The Oban Times is a local, weekly newspaper, published in Oban, Argyll and Bute on a Thursday. It covers the West Highlands and Islands of Scotland, reporting on issues from the Mull of Kintyre to Kyle of Lochalsh on the mainland, to the Inner and Outer Hebridean Islands with Argyll, and Lochaber as its heartlands.

The Lochaber Times is the Lochaber/Fort William/Highlands and surrounding area edition of The Oban Times.

==History==
In 1861 the Oban Monthly Pictorial Magazine was established by James Miller at a printing site on George Street in Oban. In 1866 the monthly operation became a weekly and changed its name to the Oban Times & Argyllshire Advertiser, although locally it was often referred to as ‘The Highlander’s Bible’. Printing was later transferred to a printing plant at the top of John Street.

In 1882, Duncan Cameron purchased The Oban Times newspaper for £4,000 following the death of James Miller. Cameron was member of the printing and stationery firm of Macniven and Cameron in Edinburgh. Cameron had ancestral connections to the area. After the purchase, Cameron appointed his twenty-one-year-old son, also named Duncan Cameron, as the editor. The senior Cameron's daughter, Flora Macaulay, became the paper's editor when her brother Duncan left for Edinburgh to join the family's stationery business and another brother, Waverley, drowned at Lismore. Flora stayed involved with The Oban Times until her death at 99 in 1958. She was eventually succeeded as editor by her nephew, Alan Cameron.

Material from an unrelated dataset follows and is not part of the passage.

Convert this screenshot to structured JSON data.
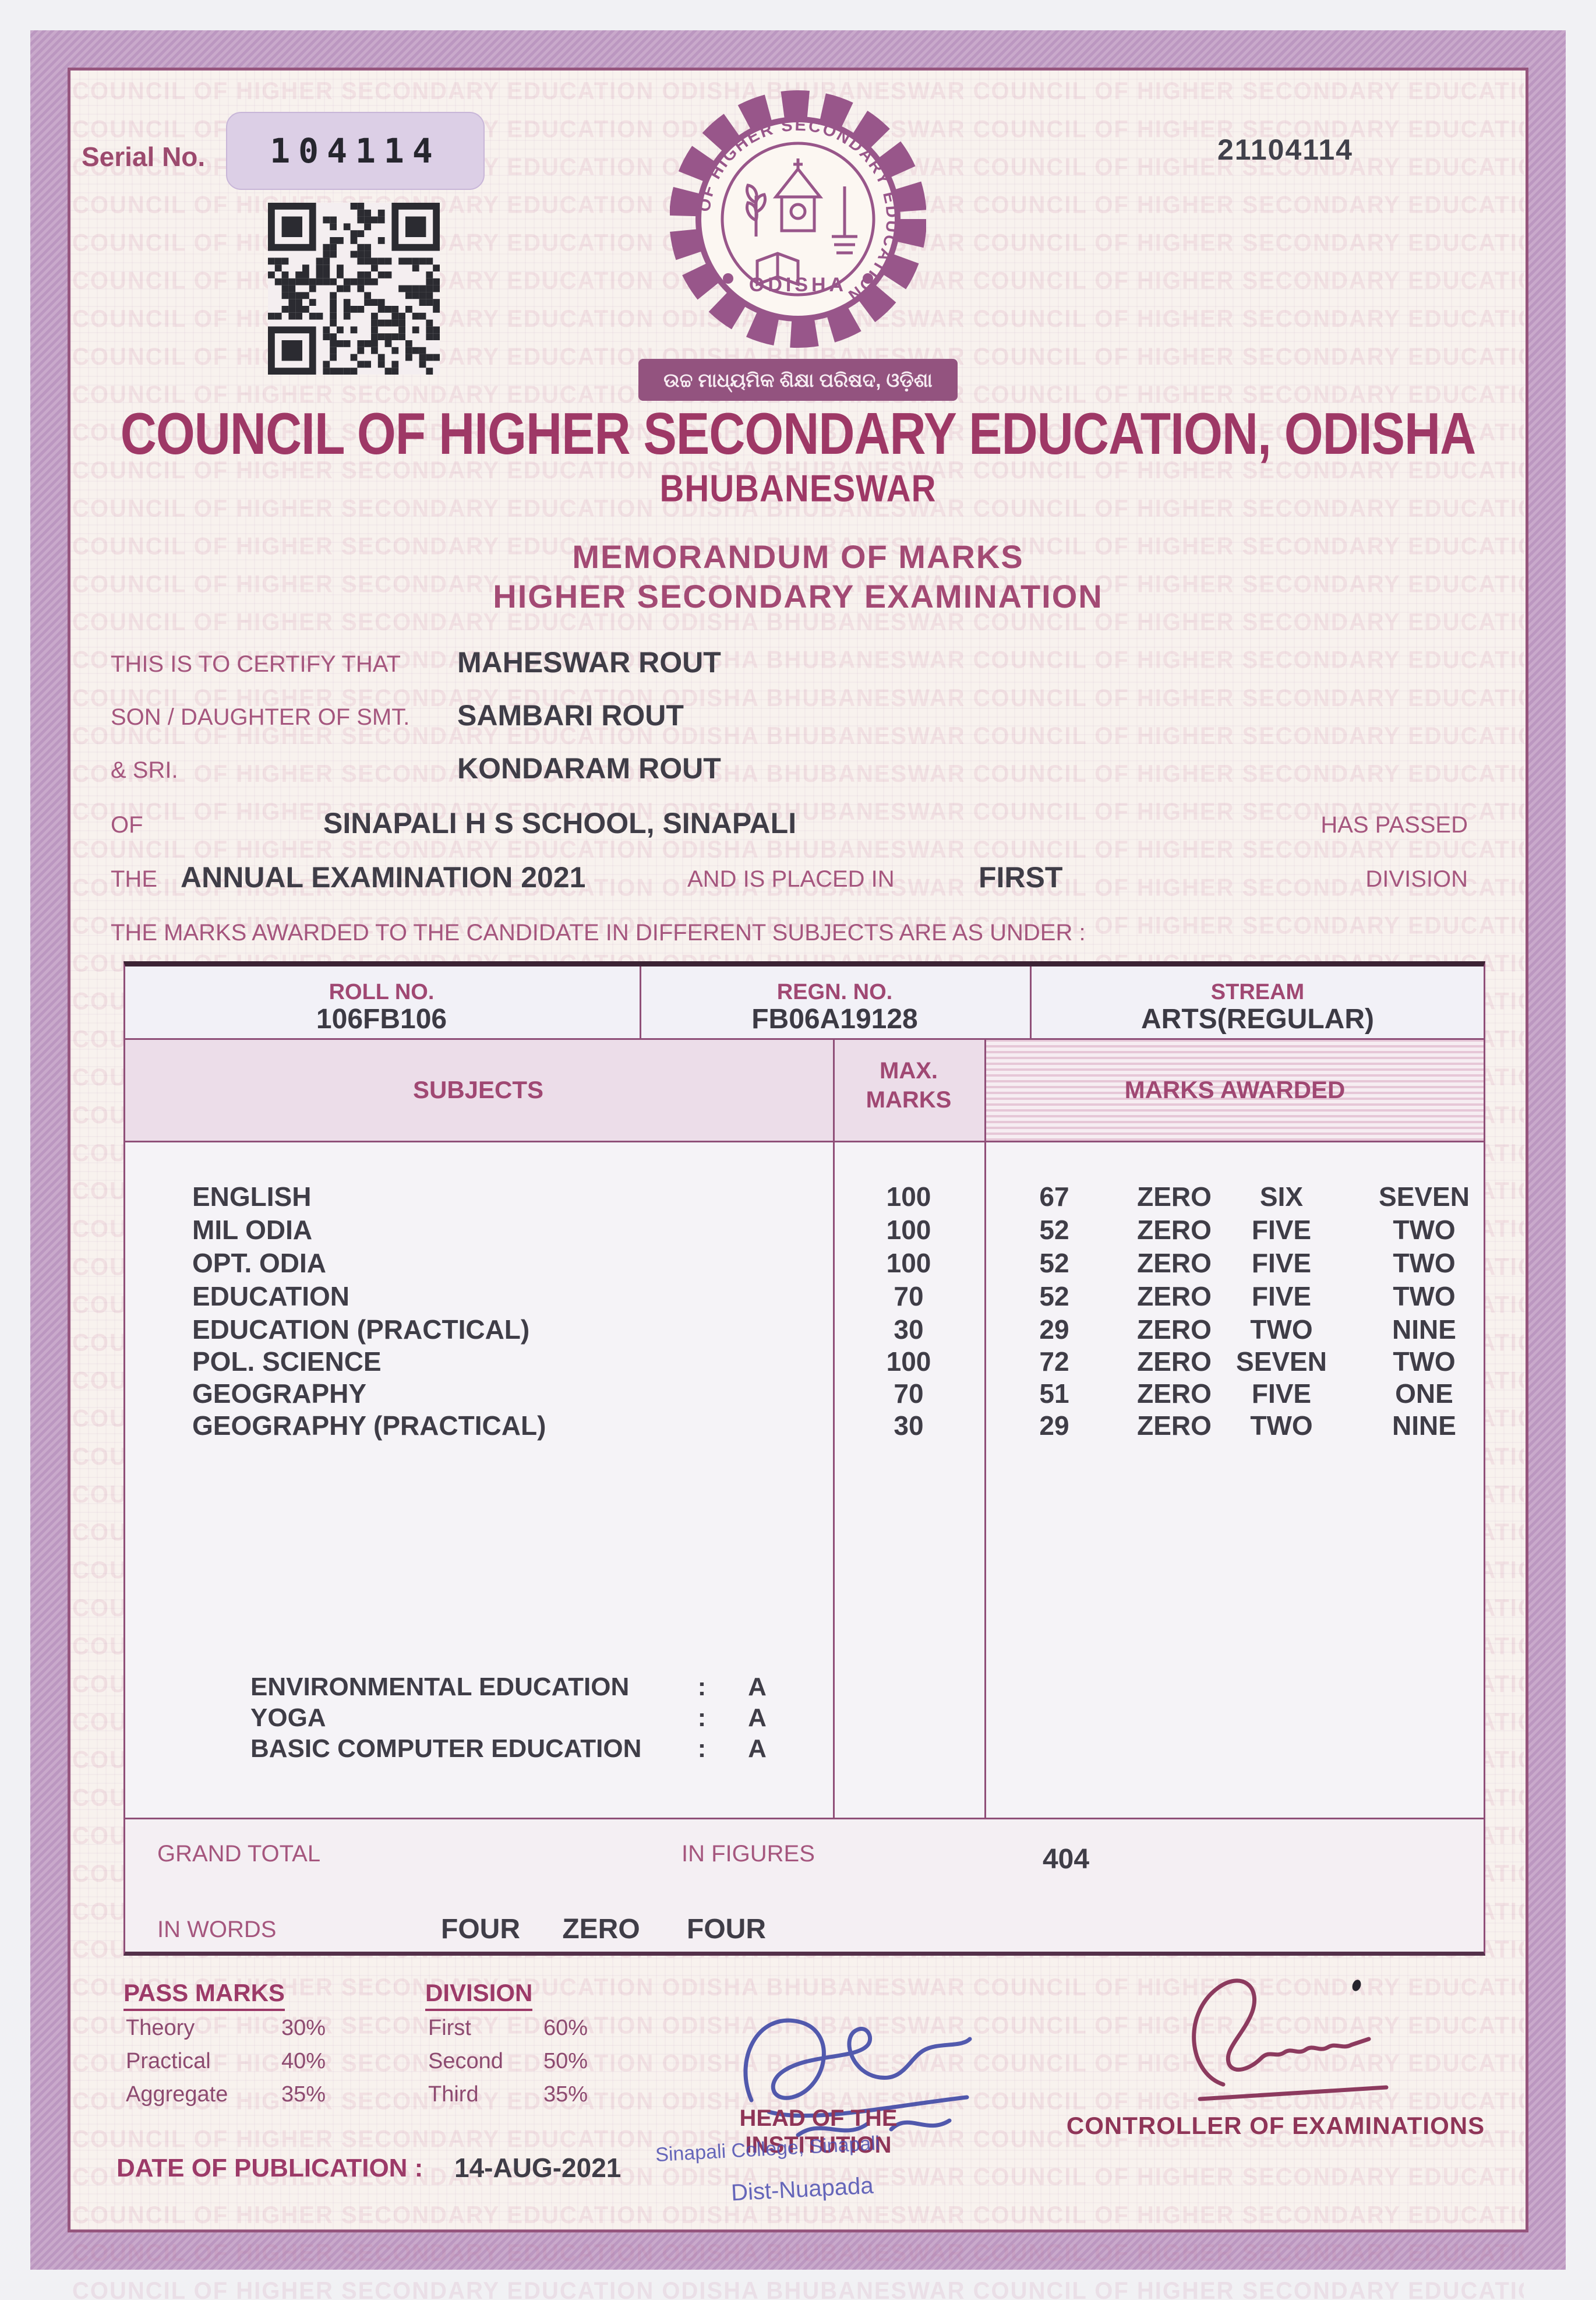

In June 1976, Alan Cameron decided to relinquish control of the paper, and The Oban Times was acquired by Johnston Press. The control of the paper reverted to private ownership in 1983, when it was purchased by its present owner, Howard Bennett.

From 7 July 1866 until 23 November 1929 (3008 editions), The Oban Times was published as 'The Oban Times and Argyllshire Advertiser' being described as "The County paper of Argyllshire circulating extensively in Glasgow, Edinburgh, Greenock, Paisley, Stirling, Doune, Callander, Tyndrum, Dalmally, Kingussie, Inverness, Fort William, Ballachulish, Tobermory, Easdale, Lochgilphead, Ardrishaig, Inveraray, Portree, Stornoway, the Lewis, Skye, the Western Islands and many other districts". It has since 19th Oct 1929 been published as the 'Oban Times and West Highland Times,' firstly on Saturday and latterly on Thursday, being described as "The regional newspaper for the West Highlands, Islands and Argyll."

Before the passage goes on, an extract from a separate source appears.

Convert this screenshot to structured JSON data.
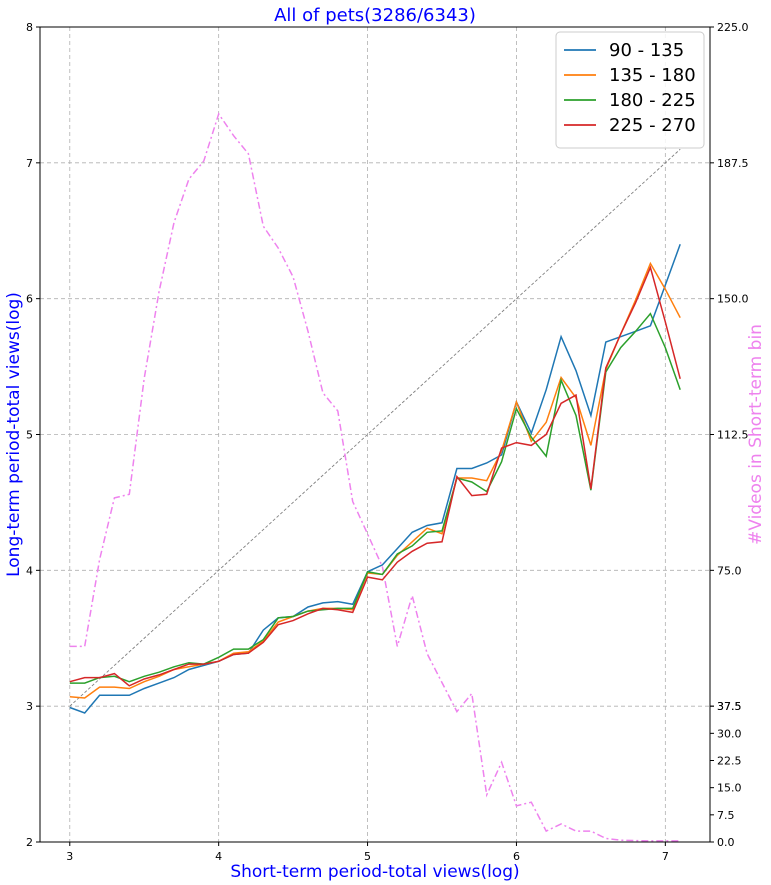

In 2016 the Lochaber News was purchased by The Oban Times. The masthead in the northern edition changed to "The Oban Times - Incorporating Lochaber News" - In 2017 the masthead changed again to "The Lochaber Times & Oban Times".

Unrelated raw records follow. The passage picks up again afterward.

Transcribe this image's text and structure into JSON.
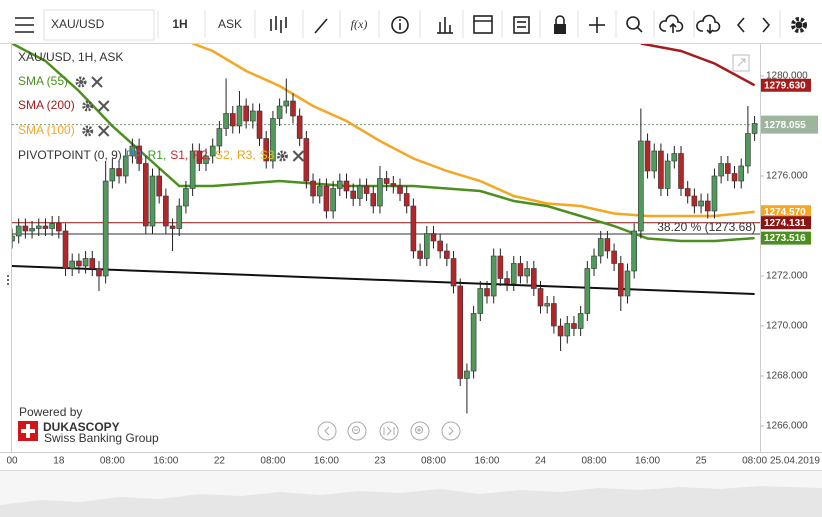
{
  "toolbar": {
    "symbol": "XAU/USD",
    "period": "1H",
    "side": "ASK",
    "fx": "f(x)"
  },
  "logo": {
    "powered_by": "Powered by",
    "brand": "DUKASCOPY",
    "tagline": "Swiss Banking Group"
  },
  "chart_data": {
    "type": "candlestick",
    "title": "XAU/USD, 1H, ASK",
    "date_label": "25.04.2019",
    "up_color": "#4f9a5c",
    "down_color": "#b3262a",
    "wick_color": "#222",
    "categories": [
      "00",
      null,
      null,
      null,
      null,
      null,
      null,
      "18",
      null,
      null,
      null,
      null,
      null,
      null,
      null,
      "08:00",
      null,
      null,
      null,
      null,
      null,
      null,
      null,
      "16:00",
      null,
      null,
      null,
      null,
      null,
      null,
      null,
      "22",
      null,
      null,
      null,
      null,
      null,
      null,
      null,
      "08:00",
      null,
      null,
      null,
      null,
      null,
      null,
      null,
      "16:00",
      null,
      null,
      null,
      null,
      null,
      null,
      null,
      "23",
      null,
      null,
      null,
      null,
      null,
      null,
      null,
      "08:00",
      null,
      null,
      null,
      null,
      null,
      null,
      null,
      "16:00",
      null,
      null,
      null,
      null,
      null,
      null,
      null,
      "24",
      null,
      null,
      null,
      null,
      null,
      null,
      null,
      "08:00",
      null,
      null,
      null,
      null,
      null,
      null,
      null,
      "16:00",
      null,
      null,
      null,
      null,
      null,
      null,
      null,
      "25",
      null,
      null,
      null,
      null,
      null,
      null,
      null,
      "08:00"
    ],
    "open": [
      1273.4,
      1273.6,
      1274.0,
      1273.8,
      1273.9,
      1274.0,
      1273.9,
      1274.1,
      1273.8,
      1272.3,
      1272.6,
      1272.4,
      1272.7,
      1272.3,
      1272.0,
      1275.8,
      1276.3,
      1276.0,
      1276.8,
      1277.2,
      1276.5,
      1274.0,
      1276.0,
      1275.2,
      1274.0,
      1273.9,
      1274.8,
      1275.5,
      1277.0,
      1276.5,
      1276.8,
      1277.2,
      1277.9,
      1278.5,
      1278.0,
      1278.8,
      1278.2,
      1278.6,
      1277.5,
      1276.6,
      1278.3,
      1278.8,
      1279.0,
      1278.4,
      1277.5,
      1275.8,
      1275.2,
      1275.6,
      1274.6,
      1275.5,
      1275.8,
      1275.4,
      1275.1,
      1275.6,
      1275.3,
      1274.8,
      1275.9,
      1275.7,
      1275.6,
      1275.3,
      1274.8,
      1273.0,
      1272.7,
      1273.7,
      1273.4,
      1273.0,
      1272.7,
      1271.6,
      1267.9,
      1268.2,
      1270.5,
      1271.5,
      1271.2,
      1272.8,
      1271.9,
      1271.7,
      1272.5,
      1272.0,
      1272.3,
      1271.5,
      1270.8,
      1270.9,
      1270.0,
      1269.6,
      1270.1,
      1269.9,
      1270.5,
      1272.3,
      1272.8,
      1273.5,
      1273.0,
      1272.5,
      1271.2,
      1272.2,
      1273.8,
      1277.4,
      1276.2,
      1277.0,
      1275.5,
      1276.6,
      1276.9,
      1275.5,
      1275.2,
      1274.8,
      1275.0,
      1274.6,
      1276.0,
      1276.5,
      1276.1,
      1275.8,
      1276.4,
      1277.7
    ],
    "high": [
      1273.9,
      1274.3,
      1274.3,
      1274.2,
      1274.3,
      1274.3,
      1274.4,
      1274.4,
      1274.1,
      1272.9,
      1272.9,
      1273.0,
      1273.0,
      1272.6,
      1276.6,
      1276.7,
      1276.6,
      1277.1,
      1277.5,
      1277.5,
      1276.8,
      1276.3,
      1276.3,
      1275.5,
      1274.3,
      1275.1,
      1275.8,
      1277.3,
      1277.3,
      1277.1,
      1277.5,
      1278.2,
      1279.9,
      1278.8,
      1279.4,
      1279.1,
      1278.9,
      1278.9,
      1277.8,
      1278.6,
      1279.1,
      1279.9,
      1279.3,
      1278.7,
      1277.8,
      1276.1,
      1275.9,
      1275.9,
      1275.8,
      1276.1,
      1276.1,
      1275.7,
      1275.9,
      1275.9,
      1275.6,
      1276.4,
      1276.2,
      1276.0,
      1275.9,
      1275.6,
      1275.1,
      1273.3,
      1274.0,
      1274.0,
      1273.7,
      1273.3,
      1273.0,
      1271.9,
      1268.5,
      1270.8,
      1271.8,
      1271.8,
      1273.1,
      1273.1,
      1272.2,
      1272.8,
      1272.8,
      1272.6,
      1272.6,
      1271.8,
      1271.2,
      1271.2,
      1270.3,
      1270.4,
      1270.4,
      1270.8,
      1272.6,
      1273.1,
      1273.8,
      1273.8,
      1273.3,
      1272.8,
      1272.5,
      1274.1,
      1278.7,
      1277.7,
      1277.3,
      1277.3,
      1276.9,
      1277.2,
      1277.2,
      1275.8,
      1275.5,
      1275.3,
      1275.3,
      1276.3,
      1276.8,
      1276.8,
      1276.4,
      1276.7,
      1278.8,
      1278.4
    ],
    "low": [
      1273.1,
      1273.3,
      1273.5,
      1273.5,
      1273.6,
      1273.6,
      1273.6,
      1273.5,
      1272.0,
      1272.0,
      1272.1,
      1272.1,
      1272.0,
      1271.4,
      1271.7,
      1275.5,
      1275.7,
      1275.7,
      1276.5,
      1276.2,
      1273.7,
      1273.7,
      1274.9,
      1273.7,
      1273.0,
      1273.6,
      1274.5,
      1275.2,
      1276.2,
      1276.2,
      1276.5,
      1276.9,
      1277.6,
      1277.7,
      1277.7,
      1277.9,
      1277.9,
      1277.2,
      1276.3,
      1276.3,
      1278.0,
      1278.5,
      1278.1,
      1277.2,
      1275.5,
      1274.9,
      1274.9,
      1274.3,
      1274.3,
      1275.2,
      1275.1,
      1274.8,
      1274.8,
      1275.0,
      1274.5,
      1274.5,
      1275.4,
      1275.3,
      1275.0,
      1274.5,
      1272.7,
      1272.4,
      1272.4,
      1273.1,
      1272.7,
      1272.4,
      1271.3,
      1267.6,
      1266.5,
      1267.9,
      1270.2,
      1270.9,
      1270.9,
      1271.6,
      1271.4,
      1271.4,
      1271.7,
      1271.7,
      1271.2,
      1270.5,
      1270.5,
      1269.7,
      1269.0,
      1269.3,
      1269.6,
      1269.6,
      1270.2,
      1272.0,
      1272.5,
      1272.7,
      1272.2,
      1270.6,
      1270.9,
      1271.9,
      1273.5,
      1275.9,
      1275.9,
      1275.2,
      1275.2,
      1276.3,
      1275.2,
      1274.9,
      1274.5,
      1274.5,
      1274.3,
      1274.3,
      1275.7,
      1275.8,
      1275.5,
      1275.5,
      1276.1,
      1277.4
    ],
    "close": [
      1273.6,
      1274.0,
      1273.8,
      1273.9,
      1274.0,
      1273.9,
      1274.1,
      1273.8,
      1272.3,
      1272.6,
      1272.4,
      1272.7,
      1272.3,
      1272.0,
      1275.8,
      1276.3,
      1276.0,
      1276.8,
      1277.2,
      1276.5,
      1274.0,
      1276.0,
      1275.2,
      1274.0,
      1273.9,
      1274.8,
      1275.5,
      1277.0,
      1276.5,
      1276.8,
      1277.2,
      1277.9,
      1278.5,
      1278.0,
      1278.8,
      1278.2,
      1278.6,
      1277.5,
      1276.6,
      1278.3,
      1278.8,
      1279.0,
      1278.4,
      1277.5,
      1275.8,
      1275.2,
      1275.6,
      1274.6,
      1275.5,
      1275.8,
      1275.4,
      1275.1,
      1275.6,
      1275.3,
      1274.8,
      1275.9,
      1275.7,
      1275.6,
      1275.3,
      1274.8,
      1273.0,
      1272.7,
      1273.7,
      1273.4,
      1273.0,
      1272.7,
      1271.6,
      1267.9,
      1268.2,
      1270.5,
      1271.5,
      1271.2,
      1272.8,
      1271.9,
      1271.7,
      1272.5,
      1272.0,
      1272.3,
      1271.5,
      1270.8,
      1270.9,
      1270.0,
      1269.6,
      1270.1,
      1269.9,
      1270.5,
      1272.3,
      1272.8,
      1273.5,
      1273.0,
      1272.5,
      1271.2,
      1272.2,
      1273.8,
      1277.4,
      1276.2,
      1277.0,
      1275.5,
      1276.6,
      1276.9,
      1275.5,
      1275.2,
      1274.8,
      1275.0,
      1274.6,
      1276.0,
      1276.5,
      1276.1,
      1275.8,
      1276.4,
      1277.7,
      1278.1
    ],
    "series": [
      {
        "name": "SMA (55)",
        "type": "line",
        "color": "#4c8f1f",
        "last_label": "1273.516",
        "x": [
          0,
          5,
          10,
          15,
          20,
          25,
          30,
          35,
          40,
          45,
          50,
          55,
          60,
          65,
          70,
          75,
          80,
          85,
          90,
          95,
          100,
          105,
          111
        ],
        "values": [
          1281.3,
          1280.6,
          1279.4,
          1278.0,
          1276.8,
          1275.6,
          1275.6,
          1275.7,
          1275.8,
          1275.7,
          1275.6,
          1275.6,
          1275.6,
          1275.5,
          1275.4,
          1275.0,
          1274.8,
          1274.4,
          1274.0,
          1273.5,
          1273.4,
          1273.4,
          1273.516
        ]
      },
      {
        "name": "SMA (200)",
        "type": "line",
        "color": "#a51c1c",
        "last_label": "1279.630",
        "x": [
          94,
          100,
          105,
          111
        ],
        "values": [
          1281.3,
          1281.0,
          1280.5,
          1279.63
        ]
      },
      {
        "name": "SMA (100)",
        "type": "line",
        "color": "#f5a623",
        "last_label": "1274.570",
        "x": [
          27,
          30,
          35,
          40,
          45,
          50,
          55,
          60,
          65,
          70,
          75,
          80,
          85,
          90,
          95,
          100,
          105,
          111
        ],
        "values": [
          1281.3,
          1281.0,
          1280.2,
          1279.6,
          1278.8,
          1278.2,
          1277.4,
          1276.7,
          1276.2,
          1275.8,
          1275.2,
          1274.9,
          1274.8,
          1274.5,
          1274.4,
          1274.4,
          1274.4,
          1274.57
        ]
      }
    ],
    "pivot": {
      "name": "PIVOTPOINT (0, 9)",
      "items": [
        {
          "text": "PP,",
          "color": "#3a7fd5"
        },
        {
          "text": "R1,",
          "color": "#3c9a2a"
        },
        {
          "text": "S1,",
          "color": "#c0282d"
        },
        {
          "text": "R2,",
          "color": "#c0282d"
        },
        {
          "text": "S2,",
          "color": "#f5a623"
        },
        {
          "text": "R3,",
          "color": "#e8a317"
        },
        {
          "text": "S3",
          "color": "#e8c817"
        }
      ]
    },
    "trendlines": [
      {
        "x": [
          0,
          111
        ],
        "values": [
          1272.4,
          1271.28
        ],
        "color": "#111"
      }
    ],
    "levels": [
      {
        "value": 1274.131,
        "color": "#8b1414",
        "label": "1274.131"
      },
      {
        "value": 1273.68,
        "color": "#333",
        "annotation": "38.20 % (1273.68)"
      }
    ],
    "last_price": {
      "value": 1278.055,
      "label": "1278.055",
      "color": "#9db59d"
    },
    "ylim": [
      1264.96,
      1281.28
    ],
    "yticks": [
      {
        "value": 1266,
        "label": "1266.000"
      },
      {
        "value": 1268,
        "label": "1268.000"
      },
      {
        "value": 1270,
        "label": "1270.000"
      },
      {
        "value": 1272,
        "label": "1272.000"
      },
      {
        "value": 1274,
        "label": "1274.000"
      },
      {
        "value": 1276,
        "label": "1276.000"
      },
      {
        "value": 1278,
        "label": "1278.000"
      },
      {
        "value": 1280,
        "label": "1280.000"
      }
    ],
    "grid": false
  }
}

A new website was launched in 2017 introducing a paywall. Whilst some news remained free, a paid-for subscription is required to read the rest. Articles are published behind the paywall over 7 days including up to date news as it happens.

In January 2024 all four websites were combined into one site called West Coast Today allowing paid for subscribers to have one subscription to access all the news content (website and digital e-editions) produced on the West Coast of Scotland.

Cruachan Cam was a webcam which looked over Loch Etive towards Ben Cruachan - Cruachan (The Hollow Mountain) but due to a sale of the property, the webcam was discontinued.

==Today==
The Oban Times is part of the Wyvex Media Group, which also publishes The Argyllshire Advertiser (est. 1886) covering Mid Argyll and North Kintyre – known locally as "The Squeak," The Arran Banner (est. 1975) covering Arran, The Campbeltown Courier (est. 1873) covering Campbeltown and Kintyre, The Lochaber Times which covers Fort William, Lochaber and the Highlands as well as magazines Scottish Field the monthly Fish Farmer Magazine and associated website as well as a selection of calendars, specials, holiday supplements and local publications including Lochaber Life, West Coast Review, Holiday West Highland.